(ats) La Suisse ne créera pas de banque d'investissement indépendante pour financer la transition écologique. Le National a rejeté mardi sur le fil cinq motions identiques, par 95 voix contre 92 et 3 abstentions. Le PLR et le Centre étaient divisés.

Tous les partis sauf l'UDC ont déposé le même texte. Celui-ci demandait au Conseil fédéral de soumettre au Parlement un projet visant à créer une banque d'investissement indépendante, qui aurait financé subsidiairement des projets de transition écologique en Suisse et à l'étranger.

La transition énergétique représente un défi "sans précédent", a lancé Gerhard Andrey (Vert-e-s/FR). "La Suisse porte une responsabilité exceptionnelle, notamment à l'étranger", a-t-il déclaré. Elle doit jouer un rôle de précurseur pour une place financière durable, a avancé Martin Landolt (Centre/GL).

La place financière helvétique représente un "très grand levier" dans la poursuite des objectifs climatiques, a abondé Céline Widmer (PS/ZH). L'institution devait évaluer des projets novateurs favorables au climat et à la biodiversité, mais qui ne sont à ce jour pas financés par le marché de manière suffisamment importante et rapide.

Actuellement, trop peu de capitaux privés sont investis dans de tels projets car ils sont jugés trop risqués, a argué Roland Fischer (PVL/LU). "Il faut rendre l'engagement des privés plus attrayant."

Meilleures expertises

Le Lucernois a aussi plaidé en faveur de meilleures expertises en la matière. Une telle banque d'investissement permettrait de remettre ce savoir aux investisseurs potentiels. Ce modèle a fait ses preuves dans d'autres pays, a complété Matthias Samuel Jauslin (PLR/AG).

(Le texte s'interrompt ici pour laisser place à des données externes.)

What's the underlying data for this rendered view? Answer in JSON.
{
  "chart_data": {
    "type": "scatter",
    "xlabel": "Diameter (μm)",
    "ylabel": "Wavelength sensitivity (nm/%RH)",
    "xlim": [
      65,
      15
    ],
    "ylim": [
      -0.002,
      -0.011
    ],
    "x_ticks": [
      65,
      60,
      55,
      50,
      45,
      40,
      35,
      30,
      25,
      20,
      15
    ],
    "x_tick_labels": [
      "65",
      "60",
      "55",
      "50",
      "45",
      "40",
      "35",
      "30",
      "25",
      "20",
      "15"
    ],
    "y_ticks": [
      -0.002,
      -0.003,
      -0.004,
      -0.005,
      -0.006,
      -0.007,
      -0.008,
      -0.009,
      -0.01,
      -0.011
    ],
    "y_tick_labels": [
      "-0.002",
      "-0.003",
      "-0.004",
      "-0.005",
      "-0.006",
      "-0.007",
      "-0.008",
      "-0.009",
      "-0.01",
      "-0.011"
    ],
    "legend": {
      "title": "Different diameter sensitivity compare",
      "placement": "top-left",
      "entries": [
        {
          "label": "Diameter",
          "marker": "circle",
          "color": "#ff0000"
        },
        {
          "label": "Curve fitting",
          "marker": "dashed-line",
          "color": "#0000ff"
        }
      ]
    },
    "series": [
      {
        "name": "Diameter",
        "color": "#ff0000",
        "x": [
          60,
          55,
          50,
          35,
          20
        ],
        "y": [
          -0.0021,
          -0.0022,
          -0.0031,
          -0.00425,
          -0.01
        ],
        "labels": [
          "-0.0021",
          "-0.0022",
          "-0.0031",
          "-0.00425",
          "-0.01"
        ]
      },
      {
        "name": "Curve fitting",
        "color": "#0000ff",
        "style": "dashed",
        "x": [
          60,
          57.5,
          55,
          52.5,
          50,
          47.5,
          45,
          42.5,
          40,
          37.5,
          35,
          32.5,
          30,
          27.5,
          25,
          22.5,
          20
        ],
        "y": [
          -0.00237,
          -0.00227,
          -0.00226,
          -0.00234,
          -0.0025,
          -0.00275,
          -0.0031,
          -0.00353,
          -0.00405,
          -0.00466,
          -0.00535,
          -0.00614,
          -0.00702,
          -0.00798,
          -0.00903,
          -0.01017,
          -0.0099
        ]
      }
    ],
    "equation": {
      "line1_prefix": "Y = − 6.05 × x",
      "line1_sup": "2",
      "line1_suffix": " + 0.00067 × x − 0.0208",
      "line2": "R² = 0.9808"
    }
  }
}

La banque d'investissement ne devait pas concurrencer les investissements privés et devra éviter les effets d'aubaine. Elle devait viser un volume d'investissement total d'au moins 10 milliards, constitué sur une période de dix ans.

Prématuré

La ministre des finances Karin Keller-Sutter, opposée au projet, a eu gain de cause. Selon elle, il est prématuré d'élaborer un projet de l'ordre de 10 milliards de francs sans clarifier au préalable les nombreuses questions de fond qui sont en suspens.

Il faut d'abord s'assurer qu'un tel projet ne puisse pas être réalisé sur le marché privé pour éviter des doublons. Elle a aussi pointé une marge d'action financière de la Confédération "assez limitée" en matière d'investissement. "Les enjeux financiers pour les contribuables ne sont pas clairs."